In a non-linear inverse problem, model parameters are updated iteratively by repeated solution of a linearized system of equations for *Δ**m* at successive iterations. Such an approach results in the regularization changing throughout the iterative process. This process makes it difficult to map the effect of regularization throughout the inversion process, and consequently impairs quantitative inference from the images. The update appears as shown in Equation 10.

[latex]\displaystyle \left [ J^{\textrm{T}}C{_{D}}^{-1}J+\varepsilon D^{\textrm{T}}D \right ]\Delta m=J^{\textrm{T}}C{_{D}}^{-1}\left ( d_{obs}-g(m_{k-1}) \right )-\varepsilon D^{\textrm{T}}Dm_{k-1}[/latex] | (10a) |

[latex]\displaystyle m_{k}=m_{k-1}+\Delta m[/latex] | (10b) |

where:

J |
= | Jacobian matrix at iteration k, with elements J_{ij} = ∂d_{sim,i}/∂m_{j} |

d_{sim,i} |
= | calculated value of measurement i |

m_{k} |
= | vector of parameter estimates after updating in iteration k |

Δm |
= | vector of parameter updates for iteration k |

Although tomographic inversion with regularization is useful for imaging large-scale (low-spatial-frequency) structures, it yields poor results when attempting to infer quantitative values from the recovered images (e.g., Binley et al., 2002; Singha and Gorelick, 2005; Day-Lewis et al., 2007) due to uncertainty in the inversions for reasons discussed in the next section.

3-D acquisition and inversion are increasingly possible and appropriate, although many practitioners still use 2-D inversion.

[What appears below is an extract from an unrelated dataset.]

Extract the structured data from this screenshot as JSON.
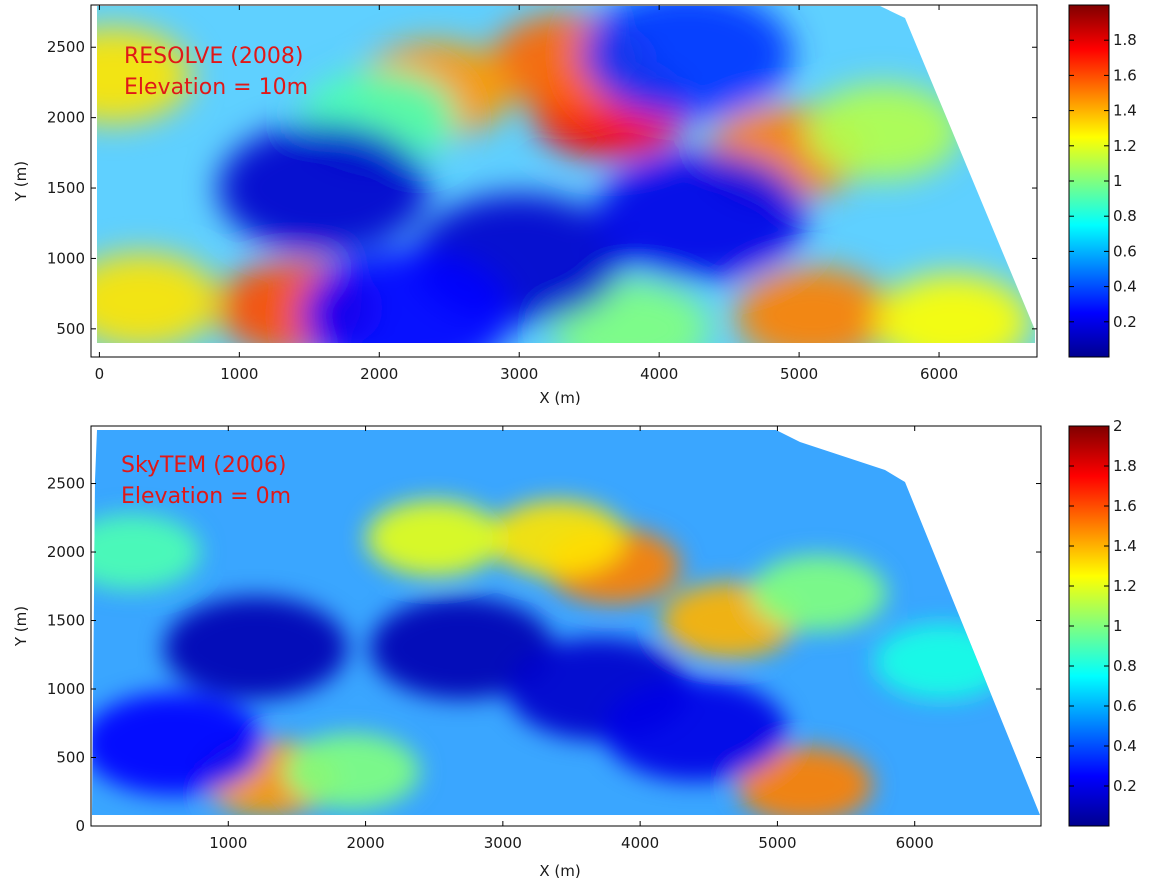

As noted earlier, commercially available software for 2-D inversion commonly invokes the 2.5-D assumption for computational efficiency, where 2-D ER cross sections are constructed by simulating 3-D current flow under the assumption of 2-D heterogeneity (Dey and Morrison, 1979; LaBrecque et al., 1996). The 2.5-D assumption amounts to assuming that all heterogeneity in the 2-D imaged cross section extends infinitely out the 2-D plane. Clearly, this assumption is violated in the presence of strong 3-D heterogeneity, which requires 3-D acquisition and inversion approaches to image accurately.